Bronca de Noiva está uma fera. Não dá nem para chegar perto dela porque sobra desaforo para todo mundo. Afinal de contas, sete asnões mataram sete maravilhosas galinhas dos ovos de ouro do seu Galinheiro Real e isto não está pegando bem junto à Confraria do Mercado, especialmente fora dos limites do reino.
O reinado andava em paz depois que a praga da bruxa da crise malvada não afetou muito as finanças. Mesmo que não tenha sido somente uma marolinha, deu para equilibrar as coisas e, por sorte, a Confraria do Mercado não tinha muitos outros lugares onde arriscar o seu rico dinheirinho.

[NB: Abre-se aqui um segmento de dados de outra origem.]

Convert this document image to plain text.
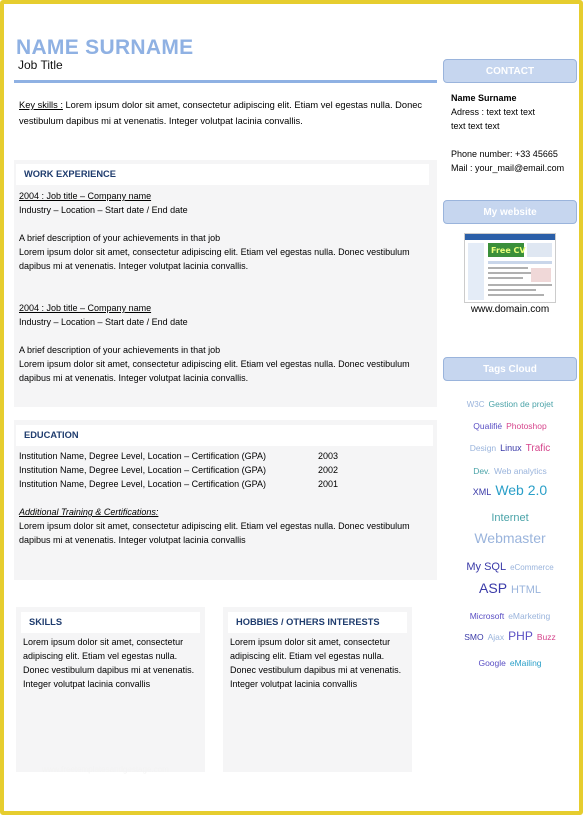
NAME SURNAME
Job Title
Key skills : Lorem ipsum dolor sit amet, consectetur adipiscing elit. Etiam vel egestas nulla. Donec vestibulum dapibus mi at venenatis. Integer volutpat lacinia convallis.
WORK EXPERIENCE
2004 : Job title – Company name
Industry – Location – Start date / End date
A brief description of your achievements in that job
Lorem ipsum dolor sit amet, consectetur adipiscing elit. Etiam vel egestas nulla. Donec vestibulum dapibus mi at venenatis. Integer volutpat lacinia convallis.
2004 : Job title – Company name
Industry – Location – Start date / End date
A brief description of your achievements in that job
Lorem ipsum dolor sit amet, consectetur adipiscing elit. Etiam vel egestas nulla. Donec vestibulum dapibus mi at venenatis. Integer volutpat lacinia convallis.
EDUCATION
Institution Name, Degree Level, Location – Certification (GPA)	2003
Institution Name, Degree Level, Location – Certification (GPA)	2002
Institution Name, Degree Level, Location – Certification (GPA)	2001
Additional Training & Certifications:
Lorem ipsum dolor sit amet, consectetur adipiscing elit. Etiam vel egestas nulla. Donec vestibulum dapibus mi at venenatis. Integer volutpat lacinia convallis
SKILLS
Lorem ipsum dolor sit amet, consectetur adipiscing elit. Etiam vel egestas nulla. Donec vestibulum dapibus mi at venenatis. Integer volutpat lacinia convallis
HOBBIES / OTHERS INTERESTS
Lorem ipsum dolor sit amet, consectetur adipiscing elit. Etiam vel egestas nulla. Donec vestibulum dapibus mi at venenatis. Integer volutpat lacinia convallis
www.freetemplatesandgestage.com
CONTACT
Name Surname
Adress : text text text
text text text
Phone number: +33 45665
Mail : your_mail@email.com
My website
Free CV
www.domain.com
Tags Cloud
W3C Gestion de projet
Qualifié Photoshop
Design Linux Trafic
Dev. Web analytics
XML Web 2.0
Internet
Webmaster
My SQL eCommerce
ASP HTML
Microsoft eMarketing
SMO Ajax PHP Buzz
Google eMailing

A morte prematura do Príncipe Encantado deixou Bronca de Noiva um tanto triste, mas ela tinha que tocar sua vida para frente, cuidando do seu rico galinheiro e apareceram tantos pretendentes novos para se casarem com ela, cada um mai$ bonito do que o outro que ela nem $abia a quem escolher.
A criação de Bronca de Noiva era muito especial. Suas galinhas botavam um ovo de ouro cada uma, por dia, sem falha. Sua produção era tão certa como as horas de um bom relógio suíço (aqueles da Suíça, não da 25 de Março). Para se ter uma ideia de como as coisas eram por aqui, em outros reinos, cada galinha só botava, no máximo, um ovo de ouro por semana. Ninguém batia pelo mundo afora as galinhas de Bronca de Noiva. Acontece que o galinheiro havia crescido tanto que Bronca de Noiva teve de abrir franquias porque não dava conta sozinha da administração do negócio. Assim, ela abriu a possibilidade à Confraria do Mercado para que esta entrasse direto no ramo da criação daquelas galinhas, ainda que ela tivesse reservado para si alguns galinheiros especiais, cedidos a amigos e parentes. Sabe como é, amizade é amizade e família é família.

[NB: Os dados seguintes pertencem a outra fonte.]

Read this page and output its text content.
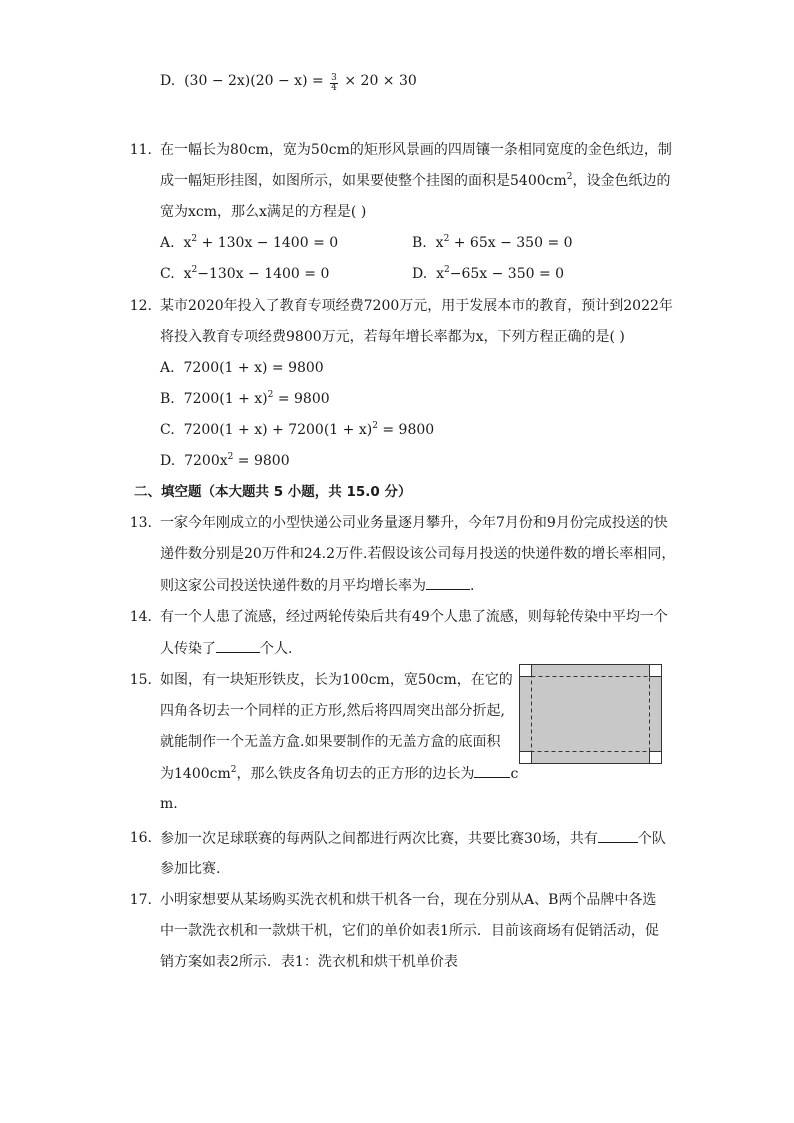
D. $(30 - 2x)(20 - x) = \frac{3}{4} \times 20 \times 30$
11. 在一幅长为80cm，宽为50cm的矩形风景画的四周镶一条相同宽度的金色纸边，制
成一幅矩形挂图，如图所示，如果要使整个挂图的面积是$5400cm^2$，设金色纸边的
宽为xcm，那么x满足的方程是( )
A. $x^2 + 130x - 1400 = 0$	B. $x^2 + 65x - 350 = 0$
C. $x^2-130x - 1400 = 0$	D. $x^2-65x - 350 = 0$
12. 某市2020年投入了教育专项经费7200万元，用于发展本市的教育，预计到2022年
将投入教育专项经费9800万元，若每年增长率都为x，下列方程正确的是( )
A. 7200(1 + x) = 9800
B. $7200(1 + x)^2 = 9800$
C. $7200(1 + x) + 7200(1 + x)^2 = 9800$
D. $7200x^2 = 9800$
二、填空题（本大题共 5 小题，共 15.0 分）
13. 一家今年刚成立的小型快递公司业务量逐月攀升，今年7月份和9月份完成投送的快
递件数分别是20万件和24.2万件.若假设该公司每月投送的快递件数的增长率相同，
则这家公司投送快递件数的月平均增长率为	.
14. 有一个人患了流感，经过两轮传染后共有49个人患了流感，则每轮传染中平均一个
人传染了	个人.
15. 如图，有一块矩形铁皮，长为100cm，宽50cm，在它的
四角各切去一个同样的正方形,然后将四周突出部分折起,
就能制作一个无盖方盒.如果要制作的无盖方盒的底面积
为$1400cm^2$，那么铁皮各角切去的正方形的边长为	c
m.
16. 参加一次足球联赛的每两队之间都进行两次比赛，共要比赛30场，共有	个队
参加比赛.
17. 小明家想要从某场购买洗衣机和烘干机各一台，现在分别从A、B两个品牌中各选
中一款洗衣机和一款烘干机，它们的单价如表1所示．目前该商场有促销活动，促
销方案如表2所示．表1：洗衣机和烘干机单价表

Quem escolhia os franqueados era o antigo caçador, que agora tinha o título de autorizador e fiscalizador mor do reino e os critérios para a escolha eram a grana dos interessados e a sua fama de bons criadores de galinhas de ouro. Mas parece que o caçador não deu boa conta do recado e deixou que entrassem no mercado alguns asnões que não sabiam como criar galinhas dos ovos de ouro e que também não sabiam muito bem a diferença entre o dele$ e o no$$o. Além disto, o Caçador deixou a coisa correr meio solta, sem tomar conta direito dos franqueados.

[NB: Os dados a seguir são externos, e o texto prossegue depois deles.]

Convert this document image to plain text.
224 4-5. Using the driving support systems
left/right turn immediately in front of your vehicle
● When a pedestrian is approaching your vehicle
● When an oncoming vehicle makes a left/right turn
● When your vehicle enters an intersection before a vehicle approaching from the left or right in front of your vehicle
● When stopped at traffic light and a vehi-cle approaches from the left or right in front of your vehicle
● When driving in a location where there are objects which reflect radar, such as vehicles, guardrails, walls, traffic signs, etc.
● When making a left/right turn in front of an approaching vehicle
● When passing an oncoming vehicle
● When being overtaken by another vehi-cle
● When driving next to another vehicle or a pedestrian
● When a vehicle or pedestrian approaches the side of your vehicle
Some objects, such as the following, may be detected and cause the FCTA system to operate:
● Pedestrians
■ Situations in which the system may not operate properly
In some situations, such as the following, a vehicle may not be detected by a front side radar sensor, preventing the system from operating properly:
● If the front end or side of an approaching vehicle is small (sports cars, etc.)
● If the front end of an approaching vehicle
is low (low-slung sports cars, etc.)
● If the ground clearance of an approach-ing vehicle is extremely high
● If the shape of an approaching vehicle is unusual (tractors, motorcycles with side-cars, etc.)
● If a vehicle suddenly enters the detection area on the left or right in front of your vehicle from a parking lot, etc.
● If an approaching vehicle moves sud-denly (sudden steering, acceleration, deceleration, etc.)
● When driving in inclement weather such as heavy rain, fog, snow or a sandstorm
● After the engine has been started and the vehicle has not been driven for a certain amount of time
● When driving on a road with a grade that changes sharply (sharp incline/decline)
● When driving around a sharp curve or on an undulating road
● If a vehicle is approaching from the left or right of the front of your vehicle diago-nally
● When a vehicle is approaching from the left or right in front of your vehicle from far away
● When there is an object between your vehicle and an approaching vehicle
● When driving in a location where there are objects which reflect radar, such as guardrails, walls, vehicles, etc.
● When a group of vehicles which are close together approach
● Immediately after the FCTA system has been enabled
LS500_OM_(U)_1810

Foi muito tempo depois do acontecido que Bronca de Noiva ficou sabendo de toda a história. Mas então o estrago já estava feito.
Os sete asnões desastrados tiveram uma boca maior do que o seu estômago. Podiam ter continuado numa boa, a cada dia recolhendo um ovo de ouro de suas galinhas e repassando para Bronca de Noiva a parte que lhe era devida. Mas não, um ovo de ouro por dia não era suficiente. Aí eles começaram a dopar as galinhas com alguns produtos que eles mesmos inventaram, entre os quais uns tais de milhos derivados, que no começo faziam as galinhas dispararem a produção de ovos de ouro, um atrás do outro, enchendo os cestos. Mas, sem muita demora, a produção começou a rarear e, de ouro 24, as galinhas passaram a fornecer ouro 18; de 18 para 14; e de catorze para nada e o pior de tudo, é que os ovos começaram a ficar ocos, com somente uma casquinha de um dourado ralo.
Diante do estrago representado pela produção de poucos ovos ocos, os sete asnões resolveram enganar a Confraria do Mercado, fabricando ovos de papelão, pintados de dourado, os quais vendiam àquela com grande desconto. No começo até que o logro funcionou, mas a Confraria do Mercado logo começou a perceber a fraude e deixou de fazer negócio com os sete asnões. Descobrindo ter sido enganada, ficava quietinha e tentava passar adiante o mico, digo os ovos de ouro, mas um dia a cascata terminou mesmo, de verdade.
Bronca de Noiva soube que, enquanto isto acontecia, o caçador, que morava lá na Ilha da Fantasia, se contentava com os relatórios mandados pelos sete asnões por pombos correios do reinado, tendo deixado de fazer visitas periódicas diretas aos galinheiros. Boa parte daqueles relatórios era para inglês ver, mas o Caçador não se deu conta disto.
Tudo foi descoberto quando os sete asnões não tinham mais dinheiro para a compra de milho. As galinhas enfraquecidas e sem comida foram morrendo e a produção se acabando. Foi aí que o Caçador acordou e fez intervenções naqueles galinheiros. Tentou até curar algumas galinhas com a ajuda do Galo Garantia, mas não deu mesmo. Elas estavam irremediavelmente fracas e ninguém mais aceitaria os seus ovos, pois a fama de ovos ocos pegou de vez. O jeito foi minimizar o prejuízo dos compradores dos ovos falsos e fechar aqueles sete galinheiros, com grande prejuízo.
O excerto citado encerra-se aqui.